Huge boulders shown in column at right were deposited by the Ice Age Floods. Top two images show boulders on private property [photos taken from city streets]. Boulders in lower photo sit near Columbia River pedestrian bridge - along bike path.
Wenatchee Area Ice Age Flood Story
During much of the Pleistocene Epoch, the Okanogan Ice Sheet covered much of north central Washington and blocked the Columbia River north of Wenatchee. As a result, the Wenatchee area did not experience the intense flood erosion experienced elsewhere in Washington. Coulee walls do not tower over Wenatchee. But during times when the ice sheet was smaller in northern Washington, tremendous volumes of water came surging down the Columbia River and the Ice Age flood deposits at Wenatchee were laid down.
Giant flood bars, ice-rafted erratics, fine-grained slack water sediments - these are the features on display in Wenatchee. And the scale of these landforms are truly breathtaking! Pangborn Bar is the king of the region - a giant flood bar 600 feet high. The Ice Age Floods over Wenatchee were 1000 feet deep and traveling quickly down the Columbia!
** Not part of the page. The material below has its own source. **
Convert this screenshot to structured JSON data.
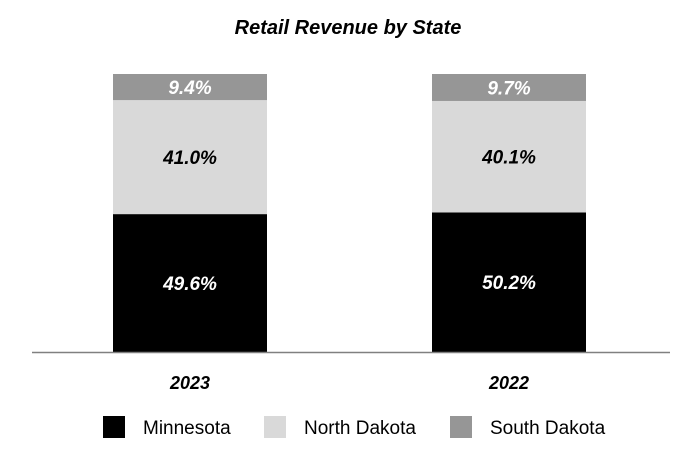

And it wasn't just floodwater. There were large rafts of ice - broken pieces of the Okanogan Lobe - that floated in on the water carrying large boulders from the north. Ice-rafted erratics of gneiss, granite, and other foreign rocks now litter the local landscape. They are well-traveled boulders that help mark the extent of the floods - not only over Wenatchee, but also plenty of quiet water that worked its way up the Wenatchee River Valley to Cascade town of Leavenworth!